Diana Gough, whose late husband Desmond was an Oxford postman for 42 years, said she believed the standard of service in the county was continuing to fall.

The 65-year-old, of Mill Street, Eynsham, said: "I am not surprised it is the fourth worst in the country. I think it is getting even worse, and the deliveries are coming later and later.

"It is now very rare to get post before 11am or noon, which is a bad service. They used to stamp the letters with when they were posted, but they do not do that now, so it is difficult to tell how long it is taking.

"I have seen no improvement recently whatsoever."

Richard Groves, who runs a mail-order silks firm from Merrivale Square, Oxford, said: "I would have to agree with that (Oxford's poor ranking).

"This month we had an occasion where we sent something by special delivery which was very important for us.

"It was supposed to be guaranteed to arrive the next day but it was held up in the Leeds office for two days without an explanation.

"Our customer missed a mail order to Italy, so it screwed things up all down the line.

"We spend a lot of money with the Post Office and we are a little bit trapped."

Najma Hafeez, chairman of the Midlands branch of consumer watchdog Postwatch, said: "Royal Mail's recovery was severely blown off course by last summer's strikes.

"The figures confirm that customers received poor levels of service.

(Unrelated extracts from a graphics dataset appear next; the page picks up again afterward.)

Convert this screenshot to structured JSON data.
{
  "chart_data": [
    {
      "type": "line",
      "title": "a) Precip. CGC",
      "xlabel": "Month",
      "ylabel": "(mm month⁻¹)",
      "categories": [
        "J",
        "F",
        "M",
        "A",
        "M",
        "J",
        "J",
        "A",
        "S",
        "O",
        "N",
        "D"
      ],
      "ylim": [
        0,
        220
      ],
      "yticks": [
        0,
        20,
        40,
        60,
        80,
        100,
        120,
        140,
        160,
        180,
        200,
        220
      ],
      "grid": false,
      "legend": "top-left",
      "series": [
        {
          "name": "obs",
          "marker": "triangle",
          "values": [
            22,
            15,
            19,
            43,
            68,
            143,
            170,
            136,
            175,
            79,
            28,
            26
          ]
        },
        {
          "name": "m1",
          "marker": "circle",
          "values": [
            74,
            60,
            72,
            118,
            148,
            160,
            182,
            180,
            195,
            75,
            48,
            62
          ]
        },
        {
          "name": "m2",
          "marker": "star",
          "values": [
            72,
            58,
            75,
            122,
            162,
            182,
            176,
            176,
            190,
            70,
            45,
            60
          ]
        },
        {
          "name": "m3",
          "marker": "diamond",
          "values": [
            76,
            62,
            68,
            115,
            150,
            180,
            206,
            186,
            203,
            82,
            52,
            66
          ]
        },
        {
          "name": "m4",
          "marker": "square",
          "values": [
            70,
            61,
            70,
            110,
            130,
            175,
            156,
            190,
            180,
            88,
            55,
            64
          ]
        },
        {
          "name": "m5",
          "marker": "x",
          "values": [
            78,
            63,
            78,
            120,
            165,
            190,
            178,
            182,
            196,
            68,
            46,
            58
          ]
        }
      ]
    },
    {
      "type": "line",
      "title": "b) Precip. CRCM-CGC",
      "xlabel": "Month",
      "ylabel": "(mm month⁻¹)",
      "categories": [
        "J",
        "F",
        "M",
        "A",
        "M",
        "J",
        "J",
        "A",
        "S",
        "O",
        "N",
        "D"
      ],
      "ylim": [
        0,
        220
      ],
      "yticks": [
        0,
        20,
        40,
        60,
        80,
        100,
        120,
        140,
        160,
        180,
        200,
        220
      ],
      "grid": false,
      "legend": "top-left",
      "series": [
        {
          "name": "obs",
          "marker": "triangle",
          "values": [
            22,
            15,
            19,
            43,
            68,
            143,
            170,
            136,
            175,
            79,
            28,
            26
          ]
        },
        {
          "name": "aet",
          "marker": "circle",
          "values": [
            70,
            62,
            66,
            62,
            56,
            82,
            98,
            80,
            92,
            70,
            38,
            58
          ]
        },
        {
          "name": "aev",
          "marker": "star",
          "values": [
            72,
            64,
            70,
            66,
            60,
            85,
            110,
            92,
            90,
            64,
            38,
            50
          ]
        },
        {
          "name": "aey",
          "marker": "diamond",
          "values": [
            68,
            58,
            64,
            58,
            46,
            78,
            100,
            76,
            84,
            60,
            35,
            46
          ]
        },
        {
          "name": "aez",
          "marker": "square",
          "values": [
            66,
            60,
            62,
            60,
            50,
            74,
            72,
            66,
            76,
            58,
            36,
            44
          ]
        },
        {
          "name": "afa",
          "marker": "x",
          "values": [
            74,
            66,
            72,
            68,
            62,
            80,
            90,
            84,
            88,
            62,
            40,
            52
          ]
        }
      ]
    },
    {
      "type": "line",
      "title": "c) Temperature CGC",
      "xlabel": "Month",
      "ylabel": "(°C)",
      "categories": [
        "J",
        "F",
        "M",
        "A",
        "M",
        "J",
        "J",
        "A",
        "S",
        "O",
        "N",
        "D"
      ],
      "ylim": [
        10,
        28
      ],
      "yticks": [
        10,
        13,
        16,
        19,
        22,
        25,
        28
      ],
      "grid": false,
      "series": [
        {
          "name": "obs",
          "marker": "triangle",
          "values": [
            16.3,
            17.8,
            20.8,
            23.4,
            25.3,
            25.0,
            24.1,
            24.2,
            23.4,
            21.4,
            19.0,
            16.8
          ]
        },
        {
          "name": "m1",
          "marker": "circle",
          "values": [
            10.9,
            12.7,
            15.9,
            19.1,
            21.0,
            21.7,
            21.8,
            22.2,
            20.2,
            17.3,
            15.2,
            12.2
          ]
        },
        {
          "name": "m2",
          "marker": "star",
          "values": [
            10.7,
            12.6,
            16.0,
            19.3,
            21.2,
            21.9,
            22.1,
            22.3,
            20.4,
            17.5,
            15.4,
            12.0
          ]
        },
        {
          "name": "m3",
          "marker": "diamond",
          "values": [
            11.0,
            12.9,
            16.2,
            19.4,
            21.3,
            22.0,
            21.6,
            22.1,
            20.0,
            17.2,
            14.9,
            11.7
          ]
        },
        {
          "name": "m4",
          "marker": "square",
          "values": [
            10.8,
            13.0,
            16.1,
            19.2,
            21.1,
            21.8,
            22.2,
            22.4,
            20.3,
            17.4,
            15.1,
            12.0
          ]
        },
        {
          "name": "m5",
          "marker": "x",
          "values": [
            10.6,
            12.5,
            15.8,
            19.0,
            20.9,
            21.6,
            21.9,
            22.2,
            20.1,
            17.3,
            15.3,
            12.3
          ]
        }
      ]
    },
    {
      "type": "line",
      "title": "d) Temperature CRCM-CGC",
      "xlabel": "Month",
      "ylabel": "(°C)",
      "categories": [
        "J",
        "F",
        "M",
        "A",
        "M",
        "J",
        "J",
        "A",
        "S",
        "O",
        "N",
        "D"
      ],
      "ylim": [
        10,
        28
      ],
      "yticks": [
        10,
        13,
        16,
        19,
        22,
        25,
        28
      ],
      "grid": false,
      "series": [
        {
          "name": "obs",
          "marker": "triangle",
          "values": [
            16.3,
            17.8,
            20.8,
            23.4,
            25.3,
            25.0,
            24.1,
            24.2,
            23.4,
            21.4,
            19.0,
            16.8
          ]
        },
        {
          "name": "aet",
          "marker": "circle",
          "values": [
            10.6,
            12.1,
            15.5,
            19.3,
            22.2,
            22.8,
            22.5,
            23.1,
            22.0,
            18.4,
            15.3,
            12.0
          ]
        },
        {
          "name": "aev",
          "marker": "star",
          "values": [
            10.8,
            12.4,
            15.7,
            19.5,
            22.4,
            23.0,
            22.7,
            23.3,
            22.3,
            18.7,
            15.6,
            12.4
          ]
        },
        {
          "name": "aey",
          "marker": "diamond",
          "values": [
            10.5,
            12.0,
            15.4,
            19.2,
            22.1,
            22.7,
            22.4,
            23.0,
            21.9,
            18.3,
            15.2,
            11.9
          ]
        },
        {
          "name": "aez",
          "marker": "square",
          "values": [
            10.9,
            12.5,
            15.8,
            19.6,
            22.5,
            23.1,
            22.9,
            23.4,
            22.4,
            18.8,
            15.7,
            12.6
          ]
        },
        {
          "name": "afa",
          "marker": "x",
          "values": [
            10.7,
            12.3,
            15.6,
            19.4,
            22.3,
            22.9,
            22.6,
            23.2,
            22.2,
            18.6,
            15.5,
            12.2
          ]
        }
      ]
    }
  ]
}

Furthermore, the fourth-quarter results show that Royal Mail's recovery from the industrial action was in some respects disappointingly slow."

Royal Mail spokeswoman Jane Thomas said: "The national industrial action last year, combined with an unofficial dispute in Oxford, damaged services for postal customers in the area.

"However, the 2007-08 report also shows that the performance for first-class mail in Oxford had recovered to 92.1 per cent of mail delivered next day by March 2008."